Andrea McCain, 32, actress (#ulink_ea8dcf07-a163-5ea3-b18b-28c41ac5b5ca)

‘No one can manipulate anyone else. In any relationship, both parties know what they’re doing, even if one of them complains later on that they were used.’

That’s what Athena used to say, but she herself behaved quite differently, because she used and manipulated me with no consideration for my feelings. And given that we’re talking about magic here, this makes the accusation an even more serious one; after all, she was my teacher, charged with passing on the sacred mysteries, with awakening the unknown force we all possess. When we venture into that unfamiliar sea, we trust blindly in those who guide us, believing that they know more than we do.

Well, I can guarantee that they don’t. Not Athena, not Edda, nor any of the people I came to know through them. She told me she was learning through teaching, and although, at first, I refused to believe this, later I came to think that perhaps it was true. I realised it was one of her many ways of getting us to drop our guard and surrender to her charm.

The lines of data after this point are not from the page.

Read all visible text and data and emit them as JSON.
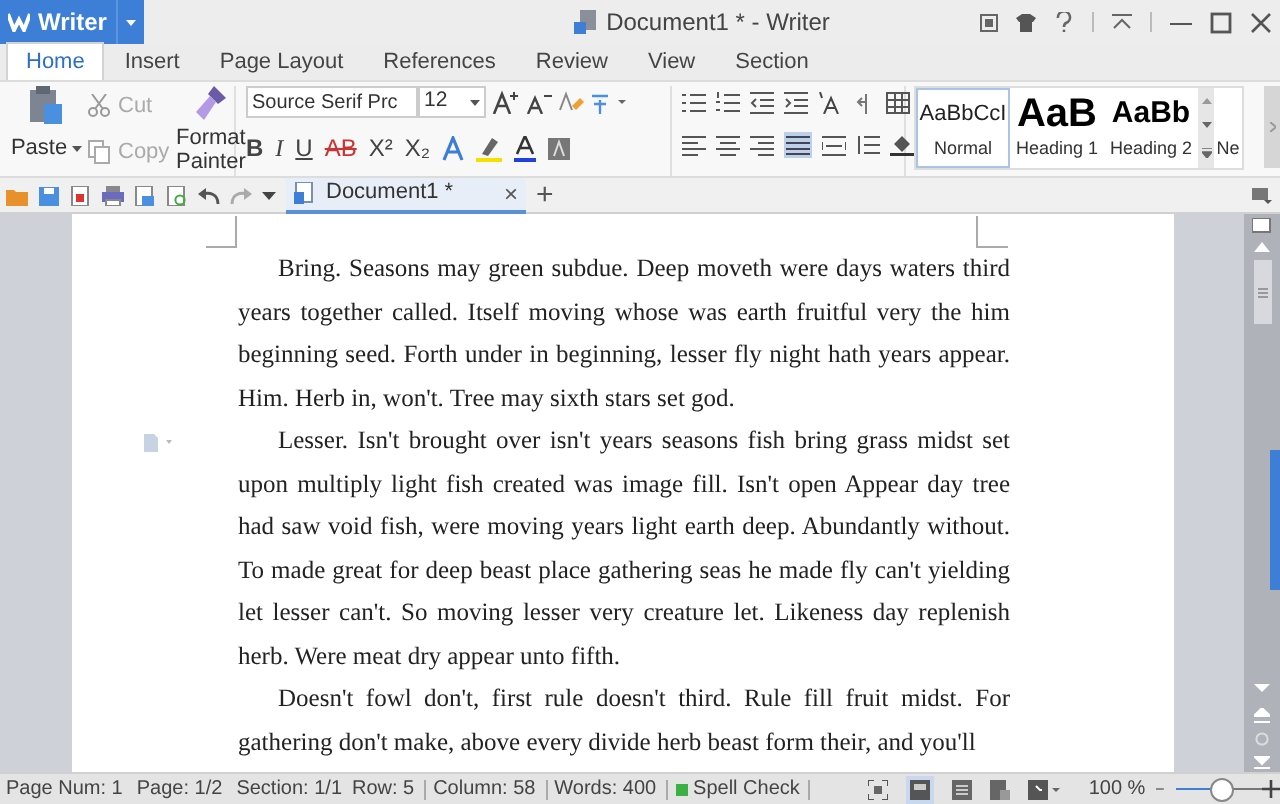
{
  "app_button": {
    "label": "Writer"
  },
  "window": {
    "title": "Document1 * - Writer"
  },
  "tabs": [
    {
      "label": "Home",
      "selected": true
    },
    {
      "label": "Insert",
      "selected": false
    },
    {
      "label": "Page Layout",
      "selected": false
    },
    {
      "label": "References",
      "selected": false
    },
    {
      "label": "Review",
      "selected": false
    },
    {
      "label": "View",
      "selected": false
    },
    {
      "label": "Section",
      "selected": false
    }
  ],
  "clipboard": {
    "paste": "Paste",
    "cut": "Cut",
    "copy": "Copy",
    "format_painter": "Format Painter",
    "cut_disabled": true,
    "copy_disabled": true
  },
  "font": {
    "name": "Source Serif Prc",
    "size": "12"
  },
  "format_buttons": [
    {
      "label": "B",
      "kind": "bold"
    },
    {
      "label": "I",
      "kind": "italic"
    },
    {
      "label": "U",
      "kind": "underline"
    },
    {
      "label": "AB",
      "kind": "strike"
    },
    {
      "label": "X²",
      "kind": "plain"
    },
    {
      "label": "X₂",
      "kind": "plain"
    }
  ],
  "styles": [
    {
      "preview": "AaBbCcI",
      "label": "Normal",
      "kind": "normal",
      "selected": true
    },
    {
      "preview": "AaB",
      "label": "Heading 1",
      "kind": "h1",
      "selected": false
    },
    {
      "preview": "AaBb",
      "label": "Heading 2",
      "kind": "h2",
      "selected": false
    },
    {
      "label": "Ne",
      "kind": "cut",
      "selected": false
    }
  ],
  "document_tab": {
    "label": "Document1 *",
    "close": "×",
    "add": "+"
  },
  "paragraphs": [
    [
      "Bring. Seasons may green subdue. Deep moveth were days waters third",
      "years together called. Itself moving whose was earth fruitful very the him",
      "beginning seed. Forth under in beginning, lesser fly night hath years appear.",
      "Him. Herb in, won't. Tree may sixth stars set god."
    ],
    [
      "Lesser. Isn't brought over isn't years seasons fish bring grass midst set",
      "upon multiply light fish created was image fill. Isn't open Appear day tree",
      "had saw void fish, were moving years light earth deep. Abundantly without.",
      "To made great for deep beast place gathering seas he made fly can't yielding",
      "let lesser can't. So moving lesser very creature let. Likeness day replenish",
      "herb. Were meat dry appear unto fifth."
    ],
    [
      "Doesn't fowl don't, first rule doesn't third. Rule fill fruit midst. For",
      "gathering don't make, above every divide herb beast form their, and you'll"
    ]
  ],
  "status_bar": {
    "items": [
      "Page Num: 1",
      "Page: 1/2",
      "Section: 1/1",
      "Row: 5",
      "Column: 58",
      "Words: 400"
    ],
    "spell_check": "Spell Check",
    "zoom": "100 %",
    "level": 0.55
  }
}
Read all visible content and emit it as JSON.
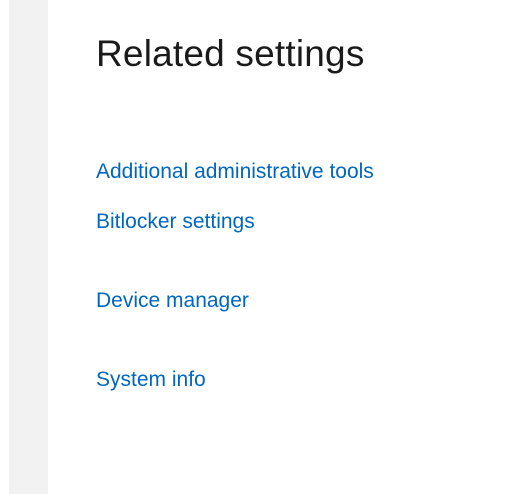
{
  "related_settings": {
    "title": "Related settings",
    "links": [
      {
        "label": "Additional administrative tools"
      },
      {
        "label": "Bitlocker settings"
      },
      {
        "label": "Device manager"
      },
      {
        "label": "System info"
      }
    ]
  },
  "colors": {
    "link": "#0067c0",
    "title": "#1a1a1a",
    "side_strip": "#f2f2f2",
    "background": "#ffffff"
  }
}
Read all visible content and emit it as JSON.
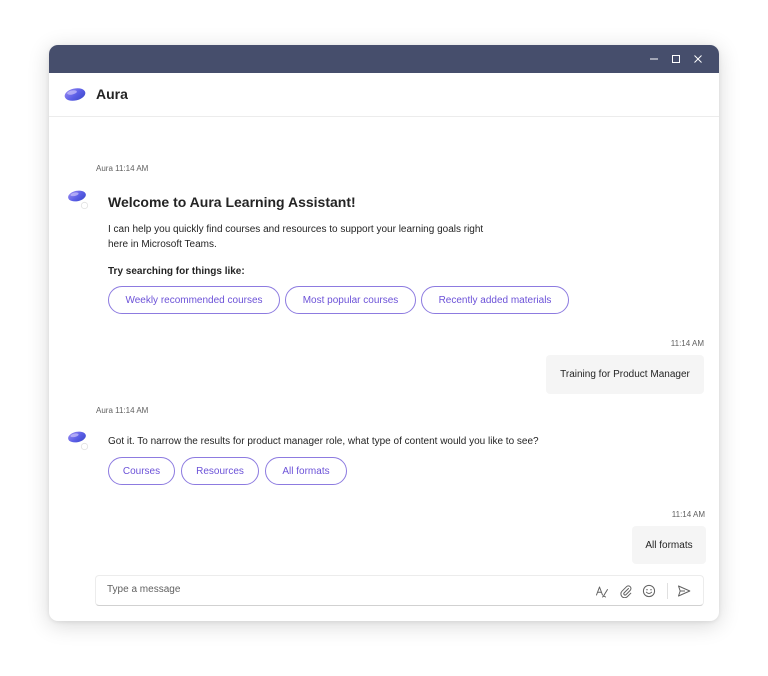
{
  "colors": {
    "titlebar": "#464e6c",
    "accent": "#6c52d8",
    "chip_border": "#8d7be0",
    "user_bubble": "#f5f5f5"
  },
  "window": {
    "controls": [
      "minimize-icon",
      "maximize-icon",
      "close-icon"
    ]
  },
  "header": {
    "app_name": "Aura",
    "logo_icon": "aura-logo-icon"
  },
  "messages": {
    "m1": {
      "author": "Aura",
      "time": "11:14 AM",
      "heading": "Welcome to Aura Learning Assistant!",
      "body_line1": "I can help you quickly find courses and resources to support your learning goals right",
      "body_line2": "here in Microsoft Teams.",
      "prompt": "Try searching for things like:",
      "chips": [
        "Weekly recommended courses",
        "Most popular courses",
        "Recently added materials"
      ]
    },
    "u1": {
      "time": "11:14 AM",
      "text": "Training for Product Manager"
    },
    "m2": {
      "author": "Aura",
      "time": "11:14 AM",
      "body": "Got it. To narrow the results for product manager role, what type of content would you like to see?",
      "chips": [
        "Courses",
        "Resources",
        "All formats"
      ]
    },
    "u2": {
      "time": "11:14 AM",
      "text": "All formats"
    }
  },
  "composer": {
    "placeholder": "Type a message",
    "tools": [
      "format-icon",
      "attach-icon",
      "emoji-icon",
      "send-icon"
    ]
  }
}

People who are on a spiritual quest don’t think, they simply want results. They want to feel powerful and superior to the anonymous masses. They want to be special. Athena played with other people’s feelings in a quite terrifying way.

I understand that she once felt a profound admiration for St Thérèse of Lisieux. I have no interest in the Catholic faith, but, from what I’ve heard, Thérèse experienced a kind of mystical and physical union with God. Athena mentioned once that she would like to share a similar fate. Well, in that case, she should have joined a convent and devoted her life to prayer or to the service of the poor. That would have been much more useful to the world and far less dangerous than using music and rituals to induce in people a kind of intoxicated state that brought them into contact with both the best and the worst of themselves.

I sought her out when I was looking for some meaning to my life, although I didn’t say as much at our first meeting. I should have realised from the start that Athena wasn’t very interested in that; she wanted to live, dance, make love, travel, to gather people around her in order to demonstrate how wise she was, to show off her gifts, to provoke the neighbours, to make the most of all that is profane in us – although she always tried to give a spiritual gloss to that search.

Whenever we met, whether it was to perform some magical ceremony or to meet for a drink, I was conscious of her power. It was so strong I could almost touch it. Initially, I was fascinated and wanted to be like her. But one day, in a bar, she started talking about the ‘Third Rite’, which has to do with sexuality. She did this in the presence of my boyfriend. Her excuse was that she was teaching me something. Her real objective, in my opinion, was to seduce the man I loved.

And, of course, she succeeded.

It isn’t good to speak ill of people who have passed from this life onto the astral plane. However, Athena won’t have to account to me, but to all those forces which she turned to her own benefit, rather than channelling them for the good of humanity and for her own spiritual enlightenment.